Headed out about 630 this morning and headed out to JB! Water was amazing when i got there so i shoved off! Made bait very easy then headed out! Nothin really to write home about! All i caught were 6 sharks! Then the wind picked up and it got nasty so i headed in! I really need to get out to Navarre but its hard to do when im less than 5 min away from were i launch on Johnsons beach!


----------



## spec-tacular! (Aug 20, 2012)

Heres a few pics!


----------



## PAWGhunter (Feb 3, 2010)

Yeah, big smoker kings at Navarre right now. Got two giants yesterday. Water was gross there though...tiny jellyfish and murky green water.


----------



## Bigkidneys (Jul 14, 2011)

I feel ya man.
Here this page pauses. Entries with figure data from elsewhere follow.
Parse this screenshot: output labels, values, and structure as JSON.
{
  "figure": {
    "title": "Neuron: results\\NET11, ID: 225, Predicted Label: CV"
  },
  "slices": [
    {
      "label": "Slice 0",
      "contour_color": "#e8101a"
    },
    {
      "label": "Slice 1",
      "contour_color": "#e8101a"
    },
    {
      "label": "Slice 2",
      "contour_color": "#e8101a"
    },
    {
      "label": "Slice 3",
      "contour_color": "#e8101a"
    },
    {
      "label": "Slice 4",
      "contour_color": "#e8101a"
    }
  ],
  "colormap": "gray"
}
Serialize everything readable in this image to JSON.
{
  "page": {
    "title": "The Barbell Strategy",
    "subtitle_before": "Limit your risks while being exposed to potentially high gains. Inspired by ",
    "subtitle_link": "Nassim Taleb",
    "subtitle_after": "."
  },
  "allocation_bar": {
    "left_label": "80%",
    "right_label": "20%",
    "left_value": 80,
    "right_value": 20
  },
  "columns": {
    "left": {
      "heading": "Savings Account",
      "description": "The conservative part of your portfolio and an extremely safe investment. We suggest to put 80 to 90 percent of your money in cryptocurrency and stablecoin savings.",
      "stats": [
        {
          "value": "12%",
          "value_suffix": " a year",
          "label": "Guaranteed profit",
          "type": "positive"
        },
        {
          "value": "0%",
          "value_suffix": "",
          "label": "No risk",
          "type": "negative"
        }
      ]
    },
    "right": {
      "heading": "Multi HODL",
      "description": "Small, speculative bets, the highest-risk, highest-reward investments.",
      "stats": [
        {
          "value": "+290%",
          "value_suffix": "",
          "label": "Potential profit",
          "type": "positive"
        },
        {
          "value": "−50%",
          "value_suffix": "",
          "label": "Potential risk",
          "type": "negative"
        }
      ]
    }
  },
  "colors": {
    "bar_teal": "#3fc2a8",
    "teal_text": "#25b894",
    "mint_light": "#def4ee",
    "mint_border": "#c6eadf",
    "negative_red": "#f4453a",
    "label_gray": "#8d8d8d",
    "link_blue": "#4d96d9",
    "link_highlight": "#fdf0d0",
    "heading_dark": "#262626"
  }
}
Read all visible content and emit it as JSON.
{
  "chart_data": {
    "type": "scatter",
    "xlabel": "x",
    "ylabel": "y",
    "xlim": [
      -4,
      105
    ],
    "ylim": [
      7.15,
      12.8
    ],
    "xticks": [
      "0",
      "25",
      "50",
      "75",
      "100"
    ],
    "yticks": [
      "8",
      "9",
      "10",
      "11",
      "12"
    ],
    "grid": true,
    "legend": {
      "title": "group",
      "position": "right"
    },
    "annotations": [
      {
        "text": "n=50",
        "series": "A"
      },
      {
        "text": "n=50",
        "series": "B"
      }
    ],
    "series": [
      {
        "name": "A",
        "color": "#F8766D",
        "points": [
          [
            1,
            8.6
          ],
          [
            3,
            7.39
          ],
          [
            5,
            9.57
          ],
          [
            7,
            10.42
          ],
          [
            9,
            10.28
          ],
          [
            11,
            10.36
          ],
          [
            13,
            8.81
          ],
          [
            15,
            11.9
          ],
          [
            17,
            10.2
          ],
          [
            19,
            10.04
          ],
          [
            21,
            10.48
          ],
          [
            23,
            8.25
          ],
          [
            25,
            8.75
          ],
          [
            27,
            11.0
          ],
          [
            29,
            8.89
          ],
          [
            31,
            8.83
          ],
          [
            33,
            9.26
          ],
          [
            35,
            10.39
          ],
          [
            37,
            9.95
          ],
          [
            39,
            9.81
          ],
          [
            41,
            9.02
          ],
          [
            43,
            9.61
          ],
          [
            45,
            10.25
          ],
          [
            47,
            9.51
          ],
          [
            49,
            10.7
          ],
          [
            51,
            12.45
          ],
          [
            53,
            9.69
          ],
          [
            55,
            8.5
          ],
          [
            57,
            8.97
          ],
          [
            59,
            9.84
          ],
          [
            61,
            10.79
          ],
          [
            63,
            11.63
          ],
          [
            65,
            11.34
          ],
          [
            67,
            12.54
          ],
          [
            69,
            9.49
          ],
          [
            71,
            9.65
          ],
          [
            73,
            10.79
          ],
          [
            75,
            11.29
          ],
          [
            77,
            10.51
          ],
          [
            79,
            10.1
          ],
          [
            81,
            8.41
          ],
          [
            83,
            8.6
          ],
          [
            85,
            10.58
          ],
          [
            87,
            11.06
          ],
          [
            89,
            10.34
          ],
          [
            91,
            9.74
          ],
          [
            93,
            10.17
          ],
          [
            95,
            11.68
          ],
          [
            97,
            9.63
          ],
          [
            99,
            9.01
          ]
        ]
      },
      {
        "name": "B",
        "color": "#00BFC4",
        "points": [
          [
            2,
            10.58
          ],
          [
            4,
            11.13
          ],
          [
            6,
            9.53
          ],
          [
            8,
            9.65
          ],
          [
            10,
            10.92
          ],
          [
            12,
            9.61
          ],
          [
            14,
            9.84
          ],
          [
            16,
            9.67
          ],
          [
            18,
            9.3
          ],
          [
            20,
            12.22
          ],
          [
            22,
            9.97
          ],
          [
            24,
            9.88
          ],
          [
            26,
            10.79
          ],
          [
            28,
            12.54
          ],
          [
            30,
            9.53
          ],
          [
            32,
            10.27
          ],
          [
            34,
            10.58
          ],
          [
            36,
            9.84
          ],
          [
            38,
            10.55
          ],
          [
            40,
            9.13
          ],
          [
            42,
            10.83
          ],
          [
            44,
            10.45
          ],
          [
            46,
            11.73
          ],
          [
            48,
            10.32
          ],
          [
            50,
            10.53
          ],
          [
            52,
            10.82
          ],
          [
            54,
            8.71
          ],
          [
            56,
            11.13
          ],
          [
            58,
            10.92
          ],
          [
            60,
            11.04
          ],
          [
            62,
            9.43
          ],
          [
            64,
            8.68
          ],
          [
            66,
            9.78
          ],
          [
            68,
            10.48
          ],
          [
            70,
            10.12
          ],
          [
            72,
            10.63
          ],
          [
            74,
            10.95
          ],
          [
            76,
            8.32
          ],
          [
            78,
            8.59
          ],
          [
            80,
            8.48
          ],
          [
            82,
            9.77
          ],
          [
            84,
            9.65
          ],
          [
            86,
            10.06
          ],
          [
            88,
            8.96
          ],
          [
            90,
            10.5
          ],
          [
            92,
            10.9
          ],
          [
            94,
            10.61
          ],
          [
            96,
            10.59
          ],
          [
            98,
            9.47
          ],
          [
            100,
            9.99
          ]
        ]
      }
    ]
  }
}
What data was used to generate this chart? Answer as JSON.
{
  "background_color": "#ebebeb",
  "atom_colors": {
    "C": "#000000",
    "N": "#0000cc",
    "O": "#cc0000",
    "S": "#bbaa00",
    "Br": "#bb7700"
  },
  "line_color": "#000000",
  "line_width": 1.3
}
I too live less than a mile from JB which makes it tough to go anywhere else as when I did and swell info was calling it flat for Navarre, it turned out to be about 2-3. Waste of an hour drive...


----------



## spec-tacular! (Aug 20, 2012)

Yea ive found swell info lies! Lol


----------



## PAWGhunter (Feb 3, 2010)

spec-tacular! said:


> Yea ive found swell info lies! Lol


Used to be really bad for predicting Navarre Beach, but its gotten better this year. Seems the beach has changed a lot the last year. I remember it being much deeper in the surf while launching there 2-3 years ago.


----------



## Wilbur (Jan 17, 2011)

I looked for you Spectacular. Corey and I launched about 8:30. Had a tough time finding bait, but managed 3 or 4 hard tails. I caught a BIG shark that kind of spooked me. It was close to the size of a full grown porpoise. It hit on a free-lined hard tail on a steel leader with no duster. It ran my drag a while, then dove deep, then came back up out of the water near me with line going slack. It spun around in the air and landed on my 30# braid and broke it with a huge splash. I'm guessing it was around 200 lbs. maybe a spinner shark by the way it spun around?


----------



## Wilbur (Jan 17, 2011)

Forgot to mention that we saw tons of rays and mullet schooling.


----------



## weedline (Aug 20, 2011)

some advise on navarre weather if its a cool north wind around 10 to 15 at home but the weather chanel has it as north northeast at navarre it will tend to get a little rough where as anywhere 15 miles or more east or west will be almost slick but remember it works both ways if u get a north northwest wind blowing in dirty water with a chop over west u may hit navarre and its slick and pretty just pick your days and learn the weather paterns it sux these days with gas prices back 10 years ago i would drive ft walton to pickens pier and back on 5$ in gas now that same drive is 20$ makes it alot harder to go on a scouting trip for new areas


----------



## spec-tacular! (Aug 20, 2012)

Yea i saw all the rays and mullet!


----------



## GatorBane (Jan 11, 2010)

Easy fix. Just check Navarrebeachpiercam.com


----------